Right so, here is what i would like to find out:

L($\displaystyle \ e^{ax}$cosbx) , where L(f(x)) means the Laplace Transform of that function; i is the imaginary unit.

That would equal to $\displaystyle \int_{0}^{\infty}\ e^{ax}*\ e^{-px}*cosbx\,dx$ = $\displaystyle \int_{0}^{\infty}\ e^{x(a-p)}*\frac {\ e^{ibx}+\ e^{-ibx}}{2i}\,dx$ = $\displaystyle \frac {1}{2i}*(\int_{0}^{\infty}\ e^{x(a-p+ib)}\,dx + \int_{0}^{\infty}\ e^{x(a-p-ib)}\,dx )$ = $\displaystyle \frac {1}{2i}*(\frac {\ e^{x(a-p+ib)}}{a-p+ib)}$ (taken from 0 to infinity) $\displaystyle + \frac {\ e^{x(a-p-ib)}}{a-p-ib}$ (taken from 0 to infinity) ) = $\displaystyle \frac {1}{2i}*(\frac {\ e^{-x(p-a-ib)}}{a-p+ib}$ (taken from 0 to infinity) $\displaystyle + \frac {\ e^{-x(p-a+ib)}}{a-p-ib}$ (taken from 0 to infinity)) = $\displaystyle \frac {1}{2i}*(-\frac {1}{a-p+ib} -\frac {1}{a-p-ib}) = \frac {1}{2i}*(\frac {1}{p-a-ib} + \frac {1}{p-a+ib}) = \frac {1}{2i}*\frac {2(p-a)}{\((p-a)^2 + \(b^2}$ = $\displaystyle \frac {p-a}{i}*\frac {1}{\((p-a)^2 +\(b^2} $

But the problem is that it says the Laplace transform for that function is supposed to be $\displaystyle \frac {p-b}{\((p-b)^2+\(b^2}$

With that having been said and since i put up the way i solved it, i have the following question:

1) Where did i go wrong in the way i solved it?

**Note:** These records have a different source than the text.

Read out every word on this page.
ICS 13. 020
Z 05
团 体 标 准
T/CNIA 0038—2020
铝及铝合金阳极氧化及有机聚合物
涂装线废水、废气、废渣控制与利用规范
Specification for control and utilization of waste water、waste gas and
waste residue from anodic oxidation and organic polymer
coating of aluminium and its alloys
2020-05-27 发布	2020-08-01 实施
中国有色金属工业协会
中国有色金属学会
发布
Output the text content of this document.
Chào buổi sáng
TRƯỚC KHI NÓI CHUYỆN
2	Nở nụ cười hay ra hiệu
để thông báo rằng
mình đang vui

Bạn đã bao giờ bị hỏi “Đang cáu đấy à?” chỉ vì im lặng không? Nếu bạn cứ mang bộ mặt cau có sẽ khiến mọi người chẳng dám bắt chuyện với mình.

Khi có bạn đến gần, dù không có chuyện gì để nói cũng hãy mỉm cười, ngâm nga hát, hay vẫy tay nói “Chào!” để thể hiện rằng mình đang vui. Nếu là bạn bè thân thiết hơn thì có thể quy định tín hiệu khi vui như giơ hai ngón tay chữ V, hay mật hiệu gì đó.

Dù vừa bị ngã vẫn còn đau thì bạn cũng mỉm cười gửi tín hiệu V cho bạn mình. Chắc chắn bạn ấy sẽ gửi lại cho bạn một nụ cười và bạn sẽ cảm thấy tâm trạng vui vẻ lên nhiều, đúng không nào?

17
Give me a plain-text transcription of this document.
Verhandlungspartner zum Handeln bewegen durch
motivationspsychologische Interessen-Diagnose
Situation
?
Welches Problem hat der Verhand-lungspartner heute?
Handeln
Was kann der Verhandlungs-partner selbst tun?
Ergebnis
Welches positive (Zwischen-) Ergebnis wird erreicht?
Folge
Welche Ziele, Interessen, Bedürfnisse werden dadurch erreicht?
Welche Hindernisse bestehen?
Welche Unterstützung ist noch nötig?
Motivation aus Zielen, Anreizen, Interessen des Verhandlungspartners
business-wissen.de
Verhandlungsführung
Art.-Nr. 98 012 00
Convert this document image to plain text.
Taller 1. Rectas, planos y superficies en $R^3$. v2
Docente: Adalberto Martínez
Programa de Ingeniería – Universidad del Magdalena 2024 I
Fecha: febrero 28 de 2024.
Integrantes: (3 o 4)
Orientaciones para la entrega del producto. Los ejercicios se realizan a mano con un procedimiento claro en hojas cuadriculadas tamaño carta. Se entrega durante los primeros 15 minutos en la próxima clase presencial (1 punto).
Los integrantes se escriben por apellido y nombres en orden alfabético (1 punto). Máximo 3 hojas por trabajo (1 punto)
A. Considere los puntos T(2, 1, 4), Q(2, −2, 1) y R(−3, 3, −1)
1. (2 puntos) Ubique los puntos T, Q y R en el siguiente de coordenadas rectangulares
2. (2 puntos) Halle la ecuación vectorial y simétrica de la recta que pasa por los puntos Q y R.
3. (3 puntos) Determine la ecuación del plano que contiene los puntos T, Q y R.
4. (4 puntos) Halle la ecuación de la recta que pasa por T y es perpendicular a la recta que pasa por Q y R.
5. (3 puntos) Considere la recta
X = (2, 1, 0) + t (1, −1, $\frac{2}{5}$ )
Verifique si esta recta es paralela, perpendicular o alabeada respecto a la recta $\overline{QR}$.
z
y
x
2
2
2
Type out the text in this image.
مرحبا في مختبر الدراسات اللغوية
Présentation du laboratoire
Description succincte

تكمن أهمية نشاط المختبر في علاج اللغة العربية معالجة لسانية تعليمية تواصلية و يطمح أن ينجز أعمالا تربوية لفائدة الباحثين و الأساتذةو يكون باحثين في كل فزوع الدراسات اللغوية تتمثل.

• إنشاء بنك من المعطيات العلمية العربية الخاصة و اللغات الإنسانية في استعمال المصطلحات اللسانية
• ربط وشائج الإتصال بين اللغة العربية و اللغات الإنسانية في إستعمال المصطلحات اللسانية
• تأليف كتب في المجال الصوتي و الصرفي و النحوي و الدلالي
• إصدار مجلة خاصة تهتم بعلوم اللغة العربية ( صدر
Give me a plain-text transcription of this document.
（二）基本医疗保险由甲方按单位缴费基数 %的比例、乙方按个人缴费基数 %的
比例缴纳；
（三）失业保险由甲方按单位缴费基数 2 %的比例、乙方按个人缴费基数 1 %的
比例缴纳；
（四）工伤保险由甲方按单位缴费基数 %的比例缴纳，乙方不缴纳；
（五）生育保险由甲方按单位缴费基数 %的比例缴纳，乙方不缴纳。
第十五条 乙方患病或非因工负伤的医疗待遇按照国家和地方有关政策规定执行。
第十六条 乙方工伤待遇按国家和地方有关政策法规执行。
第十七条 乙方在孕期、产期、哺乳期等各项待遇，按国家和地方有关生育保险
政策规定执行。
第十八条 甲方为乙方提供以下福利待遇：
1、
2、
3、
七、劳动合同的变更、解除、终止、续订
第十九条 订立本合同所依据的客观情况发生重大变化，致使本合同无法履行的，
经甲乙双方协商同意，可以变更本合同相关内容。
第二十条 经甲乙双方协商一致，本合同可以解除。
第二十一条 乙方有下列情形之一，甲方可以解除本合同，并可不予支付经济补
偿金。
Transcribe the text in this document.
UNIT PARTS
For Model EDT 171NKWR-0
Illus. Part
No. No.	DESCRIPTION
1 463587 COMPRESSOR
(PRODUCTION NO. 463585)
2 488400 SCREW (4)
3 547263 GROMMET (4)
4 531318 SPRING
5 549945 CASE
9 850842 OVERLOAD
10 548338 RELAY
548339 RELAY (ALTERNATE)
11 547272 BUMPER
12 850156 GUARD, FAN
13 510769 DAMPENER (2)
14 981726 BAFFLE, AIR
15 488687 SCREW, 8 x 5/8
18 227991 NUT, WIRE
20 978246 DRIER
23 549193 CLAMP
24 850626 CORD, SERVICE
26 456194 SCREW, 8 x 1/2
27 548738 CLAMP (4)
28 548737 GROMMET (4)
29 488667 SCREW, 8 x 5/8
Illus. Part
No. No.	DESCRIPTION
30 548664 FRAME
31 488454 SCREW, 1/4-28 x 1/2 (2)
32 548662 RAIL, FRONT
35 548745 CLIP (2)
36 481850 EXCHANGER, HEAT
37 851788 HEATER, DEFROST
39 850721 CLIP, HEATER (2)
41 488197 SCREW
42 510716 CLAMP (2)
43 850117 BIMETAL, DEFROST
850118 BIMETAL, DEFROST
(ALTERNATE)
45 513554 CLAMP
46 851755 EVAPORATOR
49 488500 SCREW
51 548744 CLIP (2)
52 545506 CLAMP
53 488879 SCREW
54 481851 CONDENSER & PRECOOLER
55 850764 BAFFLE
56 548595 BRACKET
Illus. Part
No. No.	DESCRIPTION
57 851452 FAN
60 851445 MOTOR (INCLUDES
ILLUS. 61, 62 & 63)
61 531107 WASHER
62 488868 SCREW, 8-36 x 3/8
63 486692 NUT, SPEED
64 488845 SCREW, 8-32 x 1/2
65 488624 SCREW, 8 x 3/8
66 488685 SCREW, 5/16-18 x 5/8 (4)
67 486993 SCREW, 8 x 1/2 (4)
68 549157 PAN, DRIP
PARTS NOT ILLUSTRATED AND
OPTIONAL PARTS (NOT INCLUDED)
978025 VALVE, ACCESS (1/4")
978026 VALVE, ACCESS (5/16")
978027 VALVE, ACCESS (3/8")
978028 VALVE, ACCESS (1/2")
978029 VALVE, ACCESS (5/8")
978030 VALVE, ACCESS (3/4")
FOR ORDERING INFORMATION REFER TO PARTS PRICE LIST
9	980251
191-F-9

2) What does 'p' represent in the Laplace transform ? ( i realise i should know that, but i do not and would be thankful if someone told me what it represents)

3) Why, when you calculate the integral here $\displaystyle \frac {\ e^{-x(p-a-ib)}}{a-p+ib}$ (taken from 0 to infinity) $\displaystyle + \frac {\ e^{-x(p-a+ib)}}{a-p-ib}$ (taken from 0 to infinity) 0, do you put the mnus sign in front of the paranthesis, thus changing the signs of the variables and not just leave it $\displaystyle \frac {\ e^{x(-p+a+ib)}}{a-p+ib}$ (taken from 0 to infinity) $\displaystyle + \frac {\ e^{x(-p+a-ib)}}{a-p-ib}$ (taken from 0 to infinity) 0? Can the p not be negative? If you were to not move the minus sign out of the paranthesis, it would lead to and infinity case?

4) I did not know how to make the sign (taken from 0 to infinity) in LaTex. Could someone post it up in a post, please?

I would greatly appreciate help on this matter, thank you in advance!